Nach wochenlangem Warten kam eine Antwort von Gutta mit einer maschinenschriftlichen Bestätigung vom 8.Oktober 1947, gezeichnet Leo Freudenthal, aber ohne den geforderten Wortlaut und ohne persönliche Unterschrift.

Mein Vater fuhr im Januar 1948 mit der Bestätigung nach Würzburg. Da ich zu dieser Zeit bereits Zögling des Bischöflichen Knabenseminars St. Kilian, genannt Kilianeum, war, war ich behilflich bei der Suche der JRSO in der Zeppelinstr. 15, am Mainkai in Würzburg, Richtung Sanderau..
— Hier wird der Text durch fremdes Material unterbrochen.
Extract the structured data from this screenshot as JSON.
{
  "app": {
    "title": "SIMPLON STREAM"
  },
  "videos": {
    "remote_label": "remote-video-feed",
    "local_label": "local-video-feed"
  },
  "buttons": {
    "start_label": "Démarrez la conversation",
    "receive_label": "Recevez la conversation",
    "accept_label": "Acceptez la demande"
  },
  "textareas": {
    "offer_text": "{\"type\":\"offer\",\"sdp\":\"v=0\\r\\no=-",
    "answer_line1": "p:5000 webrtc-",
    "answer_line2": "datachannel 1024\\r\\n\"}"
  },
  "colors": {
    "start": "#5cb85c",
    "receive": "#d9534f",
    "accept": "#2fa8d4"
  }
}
Nach Vorlage der genannten Erklärung von Leo Freudenthal erhielten meine Eltern nachfolgendes Schreiben vom 4. Februar 1948, in dem die Erklärung Freudenthals als nicht akzeptabel bezeichnet wurde und meinen Eltern ein neuer Termin von nur acht Wochen eingeräumt wurde.

Entsetzt über diese Nachricht schrieb meine Mutter sofort wieder an Gutta Freudenthal In New York und wartete dann ungeduldig. In dieser Zeit erreichte sie dann das Schreiben eines Johann Bauer, Treuhänder der JRSO, vom 25. Februar1948 mit der Aufforderung, zunächst einmal Miete für das „jüdische Eigentum“ zu zahlen.
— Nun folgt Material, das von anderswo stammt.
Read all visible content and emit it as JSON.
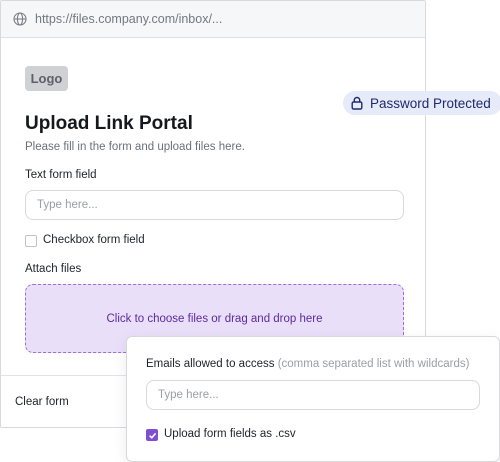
{
  "browser": {
    "url": "https://files.company.com/inbox/...",
    "globe_icon": "globe-icon"
  },
  "logo": {
    "text": "Logo"
  },
  "badge": {
    "label": "Password Protected",
    "icon": "lock-icon",
    "bg": "#e7eaf9",
    "fg": "#1d2a6e"
  },
  "page": {
    "title": "Upload Link Portal",
    "subtitle": "Please fill in the form and upload files here."
  },
  "form": {
    "text_field_label": "Text form field",
    "text_field_placeholder": "Type here...",
    "checkbox_label": "Checkbox form field",
    "checkbox_checked": false,
    "attach_label": "Attach files",
    "dropzone_text": "Click to choose files or drag and drop here",
    "clear_label": "Clear form"
  },
  "settings": {
    "emails_label": "Emails allowed to access",
    "emails_hint": "(comma separated list with wildcards)",
    "emails_placeholder": "Type here...",
    "csv_label": "Upload form fields as .csv",
    "csv_checked": true
  },
  "colors": {
    "accent": "#7f4fcf",
    "dropzone_bg": "#eadff9",
    "dropzone_border": "#9b6fdc",
    "dropzone_text": "#5b2a9e"
  }
}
Wochen später kam dann aus New York der nachfolgend abgebildete handschriftliche Zettel mit der krakeligen Unterschrift des 85jährigen Leo Freudenthal, den man sofort bei der JRSO in Würzburg vorlegte.

Man kann sich vorstellen, mit wieviel Hoffen und Bangen man dann auf eine Entscheidung der JRSO wartete, bis Anfang 1949 endlich das erlösende Schreiben von der JRSO-Außenstelle Schweinfurt/Gerolzhofen eintraf.

Es ist wohl nur der Tatsache zu verdanken, dass meine Mutter und Gutta einst beste Freundinnen in der Schule waren, dass Gutta ihren alten Vater rechtzeitig zu einen Notar in New York schleppte und die Rückantwort rechtzeitig bei der JRSO vorgelegt werden konnte.

Aus diesem Geschehen ist klar ersichtlich, dass alle im Dorf, die ab 1935 in den Besitz jüdischen Eigentums gekommen waren und einen entsprechenden Nachweis nicht vorlegen konnten, von der JRSO damals rigoros zur Kasse gebeten wurden.